I would say no.  It is customary for the maid of honor to take on most of the cost of the bridal shower.  Sometimes the moms chip in.  Bridesmaids usually don’t contribute unless they are asked which is something I have not seen.

Post # 4
Member
6892 posts
Busy Beekeeper
  • Wedding: March 2012

I think it depends. One of my BMs did help contribute to one of my showers, but it wasn’t nearly as much as my Maid/Matron of Honor. Granted, it was a non-traditional shower…so the Maid/Matron of Honor and Best Man paid for most of it. The 1 Bridesmaid or Best Man offered to bring the games, which were later gifted to Fiance and I.

For my other shower, it’s my Maid/Matron of Honor and my Mom for the most part. Now I feel bad for my Maid/Matron of Honor. Lol. Luckily I may be returning the favor soon! And she’s getting a super Bridesmaid or Best Man gift and some other stuff.

Post # 5
Member
5118 posts
Bee Keeper
  • Wedding: November 1999

If it’s an invite from Maid/Matron of Honor, then I’d assume she’d cover most of the costs (maybe the other gals can bring desserts or snacks if they attend, etc). If it’s hosted by ‘all BMs,’ then I’d expect them to share pretty equally in the expense.

If, however, it’s impossible for a gal to not be present due to being out of state or otherwise occupied and unable to attend, I wouldn’t expect her to pay in because she’s not there to enjoy the party. She could definitely send her own gift to the bride, but that’s separate than helping host/throw/pay for the shower. 

Post # 6
Member
6892 posts
Busy Beekeeper
  • Wedding: March 2012

@indibee:  <– Also, pretty much what she said. Since she said it 2439484 times better.

Post # 7
Member
1375 posts
Bumble bee
  • Wedding: September 2012

If the bridesmaids would like to help host the shower, then they may.  It should not be expected of them, and CERTAINLY should be not expected if they cannot attend.

Post # 8
Member
2854 posts
Sugar bee
  • Wedding: May 2012

When I was a Maid/Matron of Honor, I didn’t have any help at all with the shower.. so I’d say no, although it sure would be nice. :

Post # 9
Member
184 posts
Blushing bee

@MeghanV:  

No—if they cannot attend because they are out of town—they, in my mind, are exempt.

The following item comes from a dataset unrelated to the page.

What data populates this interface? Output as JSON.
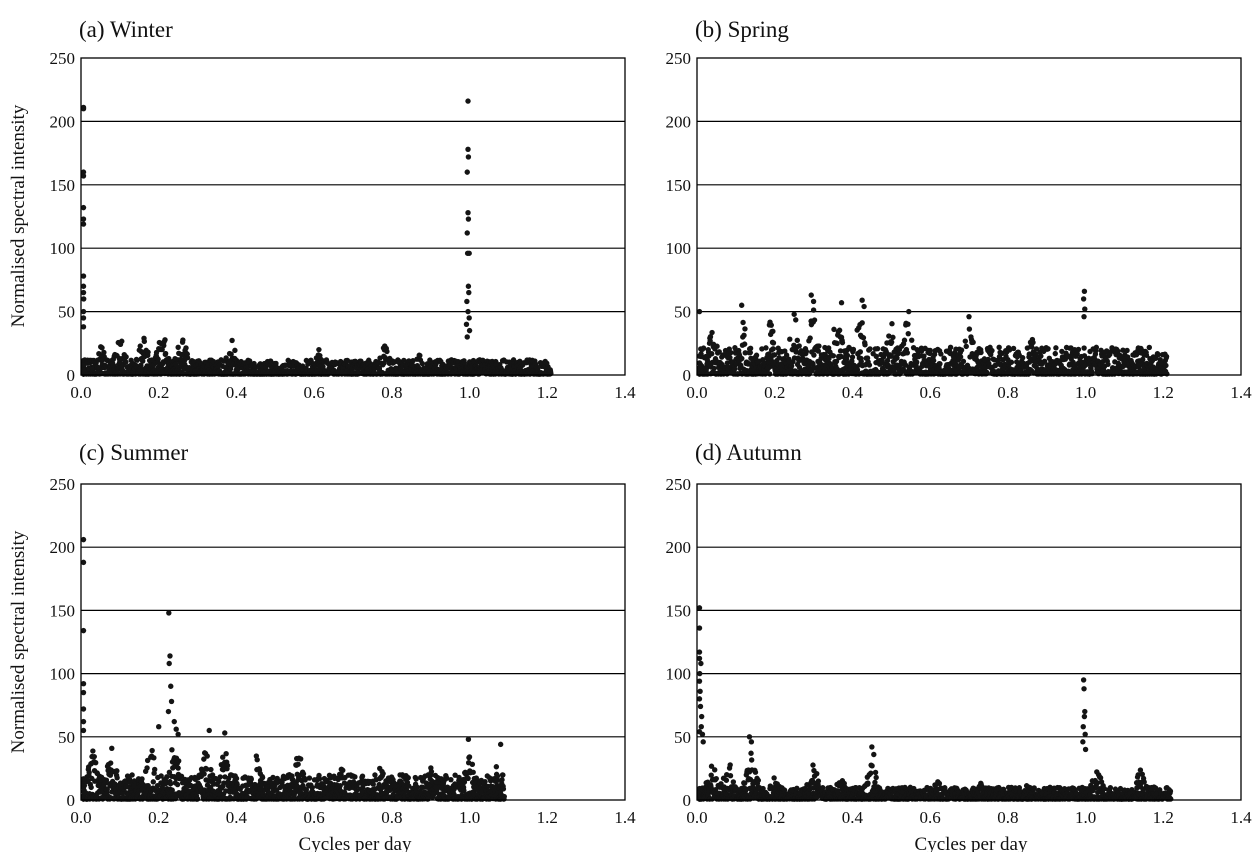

Where I am from, the bridesmaids and Maid/Matron of Honor do not have the “requirement” of doing any showers or bridal tea—though they do usually throw the bachelorette or lingerie shower.

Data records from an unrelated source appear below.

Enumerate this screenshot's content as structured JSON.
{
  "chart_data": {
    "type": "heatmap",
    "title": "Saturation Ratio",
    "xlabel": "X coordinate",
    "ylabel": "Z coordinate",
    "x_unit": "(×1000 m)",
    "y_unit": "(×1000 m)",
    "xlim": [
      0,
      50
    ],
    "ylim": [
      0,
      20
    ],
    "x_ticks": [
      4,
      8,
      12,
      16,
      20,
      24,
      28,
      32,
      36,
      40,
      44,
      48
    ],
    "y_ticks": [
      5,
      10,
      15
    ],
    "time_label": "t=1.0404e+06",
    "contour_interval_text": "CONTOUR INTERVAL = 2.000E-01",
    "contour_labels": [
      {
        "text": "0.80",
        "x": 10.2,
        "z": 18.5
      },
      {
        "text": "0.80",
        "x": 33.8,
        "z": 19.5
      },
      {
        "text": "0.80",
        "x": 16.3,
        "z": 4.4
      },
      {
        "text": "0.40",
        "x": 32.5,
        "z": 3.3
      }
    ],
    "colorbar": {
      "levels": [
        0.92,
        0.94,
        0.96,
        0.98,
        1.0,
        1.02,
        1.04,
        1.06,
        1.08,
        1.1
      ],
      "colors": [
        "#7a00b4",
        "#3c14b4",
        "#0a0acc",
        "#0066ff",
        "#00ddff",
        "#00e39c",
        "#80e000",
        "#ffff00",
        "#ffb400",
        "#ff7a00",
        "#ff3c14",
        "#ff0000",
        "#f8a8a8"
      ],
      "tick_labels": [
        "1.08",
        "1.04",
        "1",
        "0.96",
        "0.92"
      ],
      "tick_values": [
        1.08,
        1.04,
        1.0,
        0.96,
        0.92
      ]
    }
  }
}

Usually friends of the bride’s mother does the bridal shower/tea—as we do them quite large—and most bridesmaids are young and not able to spend that much to throw a super nice bridal shower/tea.

It’s a nice to have—but certainly not a requirement.

Post # 10
Member
3265 posts
Sugar bee

@MeghanV:  No whomever hosts the event bears full responsibility for the costs.  Sometimes all the BMs will contribute, but it certainly isn’t required, and this should be discussed privately by them, and determined before anything else is set about the shower.

Post # 12
Member
112 posts
Blushing bee
  • Wedding: May 2012

Anytime I’ve been in a wedding, the bridesmaids collectively threw a shower. I think this is primarily because the expense has been too great to have just the Maid/Matron of Honor take on the task.

In a month or so, my bridesmaids will all be hosting a couples shower for us, I can’t wait!